How to embed more computational skills in your course
The ETH wide "Computational Competencies" Initiative aims to anchor the skills of algorithmic thinking, programming, data analysis and data-based modelling in all degree programmes. A key component is to integrate teaching of computational skills in subject-specific courses. This links and applies computational skills to subject matters and intergrates them more naturally instead of leaving them as an abstact and isolated topic.
In this refresh teaching event we want to introduce the initiative and hear examples from ETH faculty on how they integrate computational competencies in their teaching. There is a wide range of tools available, but we will hear now about data anlysis with Excel and integrating JupyterNotebooks for exercises and teaching. We will also hear about the JupyterHub at ETH provided by LET, which provides easy access to a coding environment in terms of JupyterNotebooks (in Python, Julia, R, or OpenModelica), since no local installation of software is needed. It all runs in a browser. Please join the event to learn more and possibly get inspired to embed more computational skills in your own course!
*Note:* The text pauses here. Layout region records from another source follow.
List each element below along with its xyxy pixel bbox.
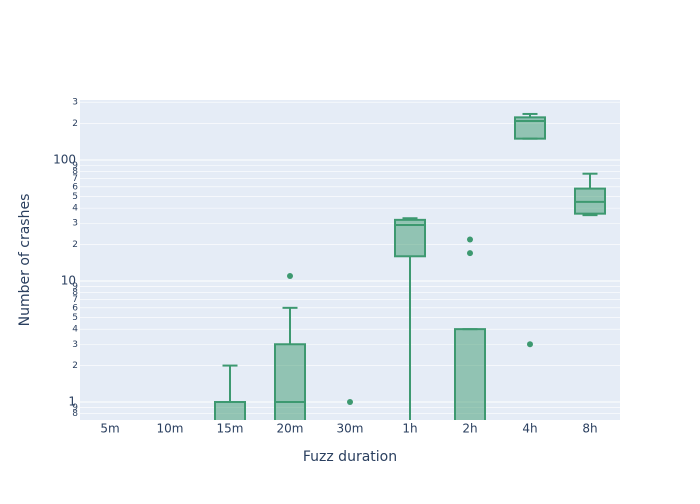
outlier (467, 250, 473, 257)
y-tick-label: 2 (72, 361, 78, 371)
y-tick-label: 7 (72, 174, 78, 184)
box-group (574, 172, 606, 217)
y-tick-label: 8 (72, 288, 78, 298)
y-tick-label: 4 (72, 204, 78, 214)
box-group (514, 112, 546, 348)
y-tick-label: 6 (72, 182, 78, 192)
box-group (454, 236, 486, 420)
box (214, 400, 246, 420)
y-axis-title: Number of crashes (17, 194, 33, 327)
plot-background (80, 100, 620, 420)
x-axis-title: Fuzz duration (303, 449, 397, 465)
y-tick-label: 6 (72, 303, 78, 313)
x-tick-label: 2h (462, 422, 477, 436)
y-tick-label: 9 (72, 282, 78, 292)
y-tick-label: 2 (72, 119, 78, 129)
x-tick-label: 1h (402, 422, 417, 436)
y-tick-label: 9 (72, 161, 78, 171)
y-tick-label: 2 (72, 240, 78, 250)
y-tick-label: 8 (72, 409, 78, 419)
outlier (347, 398, 353, 405)
y-tick-label: 1 (68, 394, 76, 408)
outlier (527, 341, 533, 348)
x-tick-label: 20m (277, 422, 304, 436)
box (454, 328, 486, 420)
box-group (274, 272, 306, 420)
x-tick-label: 4h (522, 422, 537, 436)
box (274, 343, 306, 420)
y-tick-label: 3 (72, 219, 78, 229)
y-tick-label: 100 (53, 152, 76, 166)
plot-area (214, 112, 606, 420)
x-tick-label: 5m (100, 422, 119, 436)
x-tick-label: 10m (157, 422, 184, 436)
y-tick-label: 3 (72, 98, 78, 108)
y-tick-label: 9 (72, 403, 78, 413)
y-tick-label: 10 (61, 273, 76, 287)
y-tick-label: 3 (72, 340, 78, 350)
y-tick-label: 8 (72, 167, 78, 177)
box-group (347, 398, 353, 405)
y-tick-label: 7 (72, 295, 78, 305)
y-tick-label: 5 (72, 192, 78, 202)
box (514, 116, 546, 140)
x-tick-label: 15m (217, 422, 244, 436)
box-group (394, 217, 426, 420)
outlier (287, 272, 293, 279)
y-tick-label: 4 (72, 325, 78, 335)
x-tick-label: 30m (337, 422, 364, 436)
y-tick-label: 5 (72, 313, 78, 323)
x-tick-label: 8h (582, 422, 597, 436)
outlier (467, 236, 473, 243)
box-group (214, 364, 246, 420)
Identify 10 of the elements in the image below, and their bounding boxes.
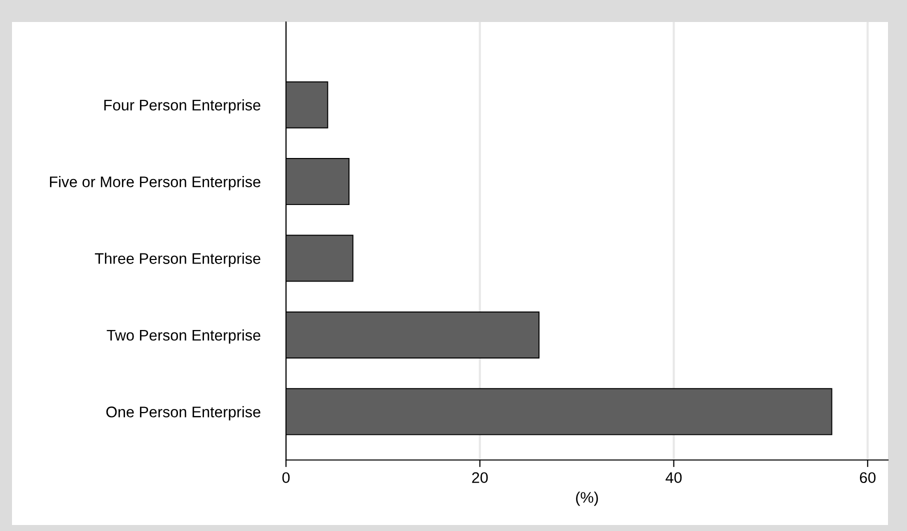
x-tick-label: 20 bbox=[472, 472, 488, 484]
x-tick-label: 0 bbox=[282, 472, 290, 484]
x-axis-title: (%) bbox=[576, 492, 598, 506]
x-tick-label: 40 bbox=[666, 472, 682, 484]
y-tick-label: Three Person Enterprise bbox=[94, 252, 260, 267]
y-tick-label: One Person Enterprise bbox=[106, 406, 260, 420]
x-tick-label: 60 bbox=[860, 472, 876, 484]
y-tick-label: Two Person Enterprise bbox=[106, 329, 260, 344]
y-tick-label: Five or More Person Enterprise bbox=[50, 176, 260, 190]
y-tick-label: Four Person Enterprise bbox=[104, 99, 260, 114]
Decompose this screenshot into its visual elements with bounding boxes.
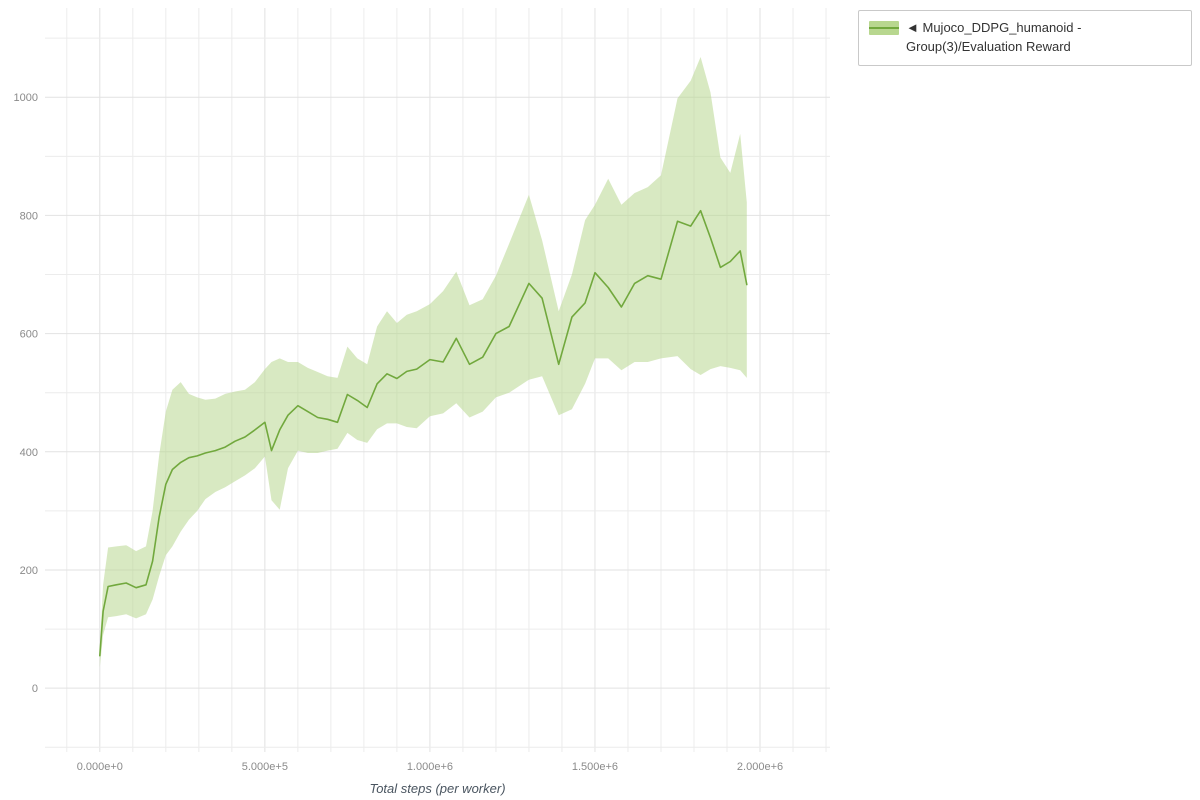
x-tick-label: 1.500e+6	[572, 761, 618, 773]
y-tick-label: 1000	[14, 92, 38, 104]
x-tick-label: 1.000e+6	[407, 761, 453, 773]
x-tick-label: 0.000e+0	[77, 761, 123, 773]
y-tick-label: 800	[20, 210, 38, 222]
mean-line	[99, 209, 748, 657]
legend-item-evaluation-reward[interactable]: ◄ Mujoco_DDPG_humanoid - Group(3)/Evalua…	[869, 19, 1181, 57]
legend-collapse-icon[interactable]: ◄	[906, 20, 919, 35]
x-tick-label: 5.000e+5	[242, 761, 288, 773]
chart-tick-labels: 0.000e+0 5.000e+5 1.000e+6 1.500e+6 2.000e+6…	[14, 92, 784, 773]
y-tick-label: 0	[32, 683, 38, 695]
legend-series-name: Mujoco_DDPG_humanoid - Group(3)/Evaluati…	[906, 20, 1082, 54]
y-tick-label: 600	[20, 329, 38, 341]
y-tick-label: 200	[20, 565, 38, 577]
legend-label: ◄ Mujoco_DDPG_humanoid - Group(3)/Evalua…	[906, 19, 1181, 57]
y-tick-label: 400	[20, 447, 38, 459]
chart-legend: ◄ Mujoco_DDPG_humanoid - Group(3)/Evalua…	[858, 10, 1192, 66]
legend-line-swatch	[869, 27, 899, 29]
legend-band-swatch	[869, 21, 899, 35]
x-tick-label: 2.000e+6	[737, 761, 783, 773]
confidence-band	[99, 57, 747, 668]
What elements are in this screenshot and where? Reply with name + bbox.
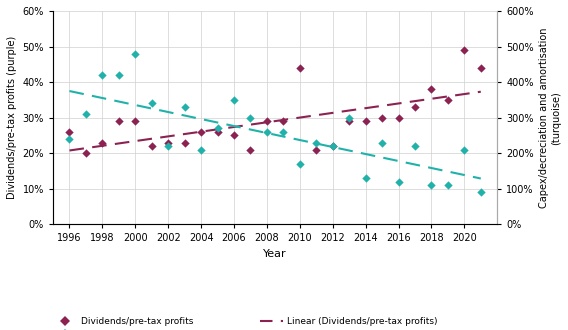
Point (295, 65, 304, 71)
Point (98, 140, 107, 145)
Point (444, 182, 453, 188)
Point (312, 140, 321, 145)
Point (328, 144, 337, 149)
Point (147, 144, 156, 149)
Point (411, 104, 420, 110)
Point (460, 48, 469, 53)
Point (98, 72, 107, 78)
X-axis label: Year: Year (264, 249, 287, 259)
Point (246, 147, 255, 152)
Point (114, 118, 123, 124)
Point (262, 118, 272, 124)
Point (147, 101, 156, 106)
Point (180, 140, 189, 145)
Point (345, 115, 354, 120)
Point (279, 129, 288, 135)
Point (213, 129, 222, 135)
Point (394, 115, 403, 120)
Point (65, 129, 74, 135)
Point (476, 190, 485, 195)
Point (213, 126, 222, 131)
Point (361, 176, 370, 181)
Point (262, 129, 272, 135)
Point (114, 72, 123, 78)
Point (295, 161, 304, 167)
Point (131, 51, 140, 56)
Point (65, 136, 74, 142)
Point (279, 118, 288, 124)
Point (229, 133, 239, 138)
Point (229, 97, 239, 103)
Legend: Dividends/pre-tax profits, Capex/depreciation and amortisation, Linear (Dividend: Dividends/pre-tax profits, Capex/depreci… (54, 317, 496, 330)
Point (197, 147, 206, 152)
Point (81, 112, 90, 117)
Point (361, 118, 370, 124)
Point (427, 182, 436, 188)
Point (411, 144, 420, 149)
Y-axis label: Capex/decreciation and amortisation
(turquoise): Capex/decreciation and amortisation (tur… (540, 27, 561, 208)
Point (81, 150, 90, 156)
Point (197, 129, 206, 135)
Point (345, 118, 354, 124)
Point (476, 65, 485, 71)
Point (131, 118, 140, 124)
Point (180, 104, 189, 110)
Point (427, 86, 436, 92)
Point (460, 147, 469, 152)
Point (444, 97, 453, 103)
Point (328, 144, 337, 149)
Point (164, 144, 173, 149)
Point (312, 147, 321, 152)
Point (246, 115, 255, 120)
Point (394, 179, 403, 184)
Y-axis label: Dividends/pre-tax profits (purple): Dividends/pre-tax profits (purple) (7, 36, 17, 199)
Point (164, 140, 173, 145)
Point (378, 115, 387, 120)
Point (378, 140, 387, 145)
Dr. Urs Brändle, Project Leader Computational Competencies, ETH Zuerich
Dr. Mauro Werder (WSL Birmensdorf & D-BAUG)
Mauro Werder reports in this Refresh Teaching event on his deployment of JupyterNotebooks in Julia on the ETH JupyterHub for a master course in glaciology.
Dr. Gregory de Souza (D-ERDW)
Gregory de Souza shares how he performs exercises in Python with JupyterNotebooks throughout the curriculum.
Dr. Urs Brändle
Urs Brändle, Project Leader Computational Competencies, ETH Zuerich
Dr. Katrin Bentel, LET
In the Framework of the ETH Computational Competencies initiative, LET is providing a JupyterHub for use in teaching and learning at ETH. Acess is exclusivly via plugin from Moodle, so no seperate authentication is necessary.